The English-language reviews of the Excel Saga anime were broadly positive and enthusiastic. Mike Crandol of Anime News Network puts it in the same class as Airplane!, National Lampoon, Tex Avery, and Monty Python, adding that the "combination of character-based humor, outrageous slapstick farce, and a plot that is engaging if only for how weird it is make for a thoroughly enjoyable comedic experience". A contrary opinion is expressed by Joel Pearce from DVD Verdict, who says the series is "occasionally clever and funny," but that "much of it is gratingly obnoxious". Many reviewers express displeasure with middle and later episodes, saying they were "more of the same," that they had stale humor, that they were tiresome, or even painfully unfunny. Episodes fourteen through sixteen, starring the Ropponmatsus, bear the brunt of this criticism, but several reviewers consider episode seventeen, Animation USA, to be one of the best.

Reviewers also agree that the series suffers from too much filler in its later episodes, with Crandol describing the show as spinning its wheels. Yegulalp reserves his harshest words for the unaired Going Too Far, calling it "pure, idiotic, wretched excess." He goes on to say that the episode has "the feeling of trying to deliberately enrage the audience by resorting to the only tactics left: genuinely offensive subject matter." Joel Cunningham at Digitally Obsessed disagrees, saying that the episode succeeds just in time, "with one of the series' funnier sight gags".

The series generally receives high marks for technical aspects. Cunningham feels the animation is flat-out gorgeous, but Crandol considers it merely above average. In the latter's opinion, its quality wanes as the series progresses and increasingly relies on super-deforming the characters for comedic effect. ADV's release earned praise for the quality of the video transfer and the DVD extras (particularly the Vid-Notes).

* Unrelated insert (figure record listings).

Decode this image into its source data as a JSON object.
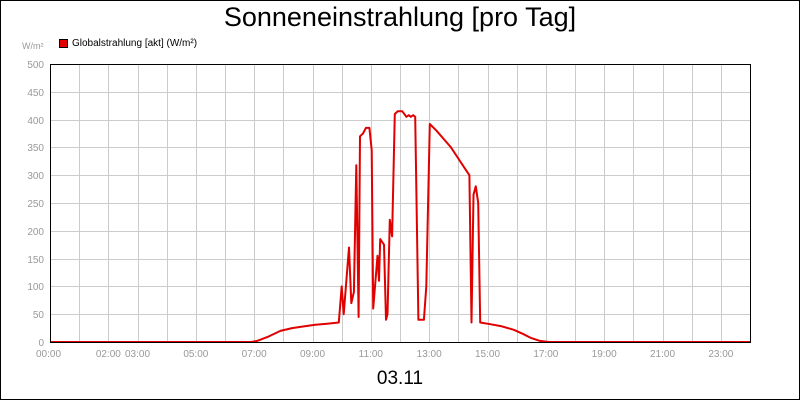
{
  "chart_data": {
    "type": "line",
    "title": "Sonneneinstrahlung [pro Tag]",
    "ylabel": "W/m²",
    "xlabel": "03.11",
    "ylim": [
      0,
      500
    ],
    "xlim": [
      0,
      24
    ],
    "y_ticks": [
      "0",
      "50",
      "100",
      "150",
      "200",
      "250",
      "300",
      "350",
      "400",
      "450",
      "500"
    ],
    "x_ticks": [
      {
        "label": "00:00",
        "value": 0
      },
      {
        "label": "02:00",
        "value": 2
      },
      {
        "label": "03:00",
        "value": 3
      },
      {
        "label": "05:00",
        "value": 5
      },
      {
        "label": "07:00",
        "value": 7
      },
      {
        "label": "09:00",
        "value": 9
      },
      {
        "label": "11:00",
        "value": 11
      },
      {
        "label": "13:00",
        "value": 13
      },
      {
        "label": "15:00",
        "value": 15
      },
      {
        "label": "17:00",
        "value": 17
      },
      {
        "label": "19:00",
        "value": 19
      },
      {
        "label": "21:00",
        "value": 21
      },
      {
        "label": "23:00",
        "value": 23
      }
    ],
    "grid": true,
    "legend": "top-left",
    "series": [
      {
        "name": "Globalstrahlung [akt] (W/m²)",
        "color": "#e00000",
        "points": [
          [
            0,
            0
          ],
          [
            6.9,
            0
          ],
          [
            7.1,
            2
          ],
          [
            7.5,
            10
          ],
          [
            7.9,
            20
          ],
          [
            8.3,
            25
          ],
          [
            8.7,
            28
          ],
          [
            9.1,
            31
          ],
          [
            9.5,
            33
          ],
          [
            9.9,
            35
          ],
          [
            10.0,
            100
          ],
          [
            10.07,
            50
          ],
          [
            10.25,
            170
          ],
          [
            10.33,
            70
          ],
          [
            10.42,
            90
          ],
          [
            10.5,
            318
          ],
          [
            10.58,
            45
          ],
          [
            10.63,
            370
          ],
          [
            10.73,
            375
          ],
          [
            10.83,
            385
          ],
          [
            10.95,
            385
          ],
          [
            11.03,
            345
          ],
          [
            11.08,
            60
          ],
          [
            11.23,
            155
          ],
          [
            11.28,
            110
          ],
          [
            11.32,
            185
          ],
          [
            11.45,
            175
          ],
          [
            11.52,
            40
          ],
          [
            11.57,
            50
          ],
          [
            11.65,
            220
          ],
          [
            11.73,
            190
          ],
          [
            11.82,
            410
          ],
          [
            11.92,
            415
          ],
          [
            12.08,
            415
          ],
          [
            12.22,
            405
          ],
          [
            12.3,
            408
          ],
          [
            12.37,
            405
          ],
          [
            12.45,
            408
          ],
          [
            12.52,
            405
          ],
          [
            12.63,
            40
          ],
          [
            12.82,
            40
          ],
          [
            12.9,
            100
          ],
          [
            13.02,
            392
          ],
          [
            13.25,
            380
          ],
          [
            13.5,
            365
          ],
          [
            13.75,
            350
          ],
          [
            14.0,
            330
          ],
          [
            14.25,
            310
          ],
          [
            14.38,
            300
          ],
          [
            14.45,
            35
          ],
          [
            14.52,
            265
          ],
          [
            14.6,
            280
          ],
          [
            14.68,
            250
          ],
          [
            14.75,
            35
          ],
          [
            15.1,
            32
          ],
          [
            15.5,
            28
          ],
          [
            15.9,
            22
          ],
          [
            16.2,
            15
          ],
          [
            16.5,
            7
          ],
          [
            16.8,
            2
          ],
          [
            17.1,
            0
          ],
          [
            24,
            0
          ]
        ]
      }
    ]
  }
}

Reviewers especially appreciated the English voice acting: Crandol calls it brilliant, and several note that Calvello and Wolcott were each able to capture Mitsuishi's Excel. Pearce, in contrast, found the English cast to be pretty bad and its Excel to be "dental drill shrill".

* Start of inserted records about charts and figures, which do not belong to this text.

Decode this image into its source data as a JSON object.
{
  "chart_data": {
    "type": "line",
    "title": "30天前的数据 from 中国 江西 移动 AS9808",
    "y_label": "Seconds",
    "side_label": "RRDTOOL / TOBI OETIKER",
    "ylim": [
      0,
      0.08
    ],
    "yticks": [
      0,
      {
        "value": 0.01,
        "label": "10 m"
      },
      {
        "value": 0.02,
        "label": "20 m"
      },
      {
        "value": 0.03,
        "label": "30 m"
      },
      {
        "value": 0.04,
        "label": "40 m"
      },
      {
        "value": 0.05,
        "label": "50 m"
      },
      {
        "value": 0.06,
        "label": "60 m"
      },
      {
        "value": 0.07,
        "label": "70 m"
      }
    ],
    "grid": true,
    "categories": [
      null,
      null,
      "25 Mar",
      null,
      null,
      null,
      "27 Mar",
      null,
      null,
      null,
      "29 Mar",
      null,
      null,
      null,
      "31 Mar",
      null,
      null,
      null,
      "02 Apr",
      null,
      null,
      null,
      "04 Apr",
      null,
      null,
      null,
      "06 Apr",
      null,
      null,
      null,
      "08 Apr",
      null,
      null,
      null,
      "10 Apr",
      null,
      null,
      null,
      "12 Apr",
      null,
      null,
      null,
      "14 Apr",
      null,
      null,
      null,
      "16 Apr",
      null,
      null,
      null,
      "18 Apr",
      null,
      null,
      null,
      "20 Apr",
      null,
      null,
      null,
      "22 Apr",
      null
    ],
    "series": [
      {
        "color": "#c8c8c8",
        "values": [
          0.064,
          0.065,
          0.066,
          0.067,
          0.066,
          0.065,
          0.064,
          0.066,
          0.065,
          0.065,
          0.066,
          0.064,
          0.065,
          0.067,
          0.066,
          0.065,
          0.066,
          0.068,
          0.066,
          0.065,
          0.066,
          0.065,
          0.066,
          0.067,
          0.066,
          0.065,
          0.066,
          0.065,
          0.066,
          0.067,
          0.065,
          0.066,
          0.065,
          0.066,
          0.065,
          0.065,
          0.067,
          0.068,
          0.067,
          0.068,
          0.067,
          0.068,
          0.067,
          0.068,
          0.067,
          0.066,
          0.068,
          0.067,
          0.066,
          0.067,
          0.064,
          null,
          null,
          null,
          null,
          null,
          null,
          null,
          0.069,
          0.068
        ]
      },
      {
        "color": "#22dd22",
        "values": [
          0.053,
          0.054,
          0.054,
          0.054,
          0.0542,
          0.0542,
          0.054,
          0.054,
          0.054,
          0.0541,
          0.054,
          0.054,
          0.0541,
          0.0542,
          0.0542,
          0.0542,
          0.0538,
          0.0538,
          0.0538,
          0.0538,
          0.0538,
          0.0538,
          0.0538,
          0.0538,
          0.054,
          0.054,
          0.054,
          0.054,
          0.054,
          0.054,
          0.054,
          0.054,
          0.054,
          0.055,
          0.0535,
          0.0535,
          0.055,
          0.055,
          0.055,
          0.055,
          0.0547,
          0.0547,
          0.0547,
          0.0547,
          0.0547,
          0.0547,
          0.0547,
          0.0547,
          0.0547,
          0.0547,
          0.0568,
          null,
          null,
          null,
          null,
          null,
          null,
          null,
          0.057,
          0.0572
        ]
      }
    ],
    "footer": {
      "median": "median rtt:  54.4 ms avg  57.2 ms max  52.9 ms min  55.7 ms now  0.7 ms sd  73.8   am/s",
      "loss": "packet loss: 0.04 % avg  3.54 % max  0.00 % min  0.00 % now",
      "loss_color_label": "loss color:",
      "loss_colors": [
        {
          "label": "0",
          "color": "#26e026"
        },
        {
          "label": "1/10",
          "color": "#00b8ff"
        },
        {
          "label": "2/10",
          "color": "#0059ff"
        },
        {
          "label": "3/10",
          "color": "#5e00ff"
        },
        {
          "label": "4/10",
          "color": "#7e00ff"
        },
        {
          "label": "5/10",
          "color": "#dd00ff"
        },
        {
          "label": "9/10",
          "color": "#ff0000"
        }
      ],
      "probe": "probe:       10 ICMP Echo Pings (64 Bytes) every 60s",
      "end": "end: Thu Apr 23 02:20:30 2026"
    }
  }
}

Akadot's reviewer of the manga writes that "some of the strange events go on a little too long and do not have the impact that they do animated," but that Rikudō's Excel Saga is "graced with fantastic visuals and a hilarious story," and that the English edition is "a masterpiece of the translator's skill." Barb Lien-Cooper from Comic World News concurs that the manga cannot keep pace with the anime, but she finds Excel herself to be wittier in the manga and that the manga's plots make more sense than the anime's. A reviewer of the French edition also praises Rikudō's work, noting that it is an "...easy read without problems of clarity".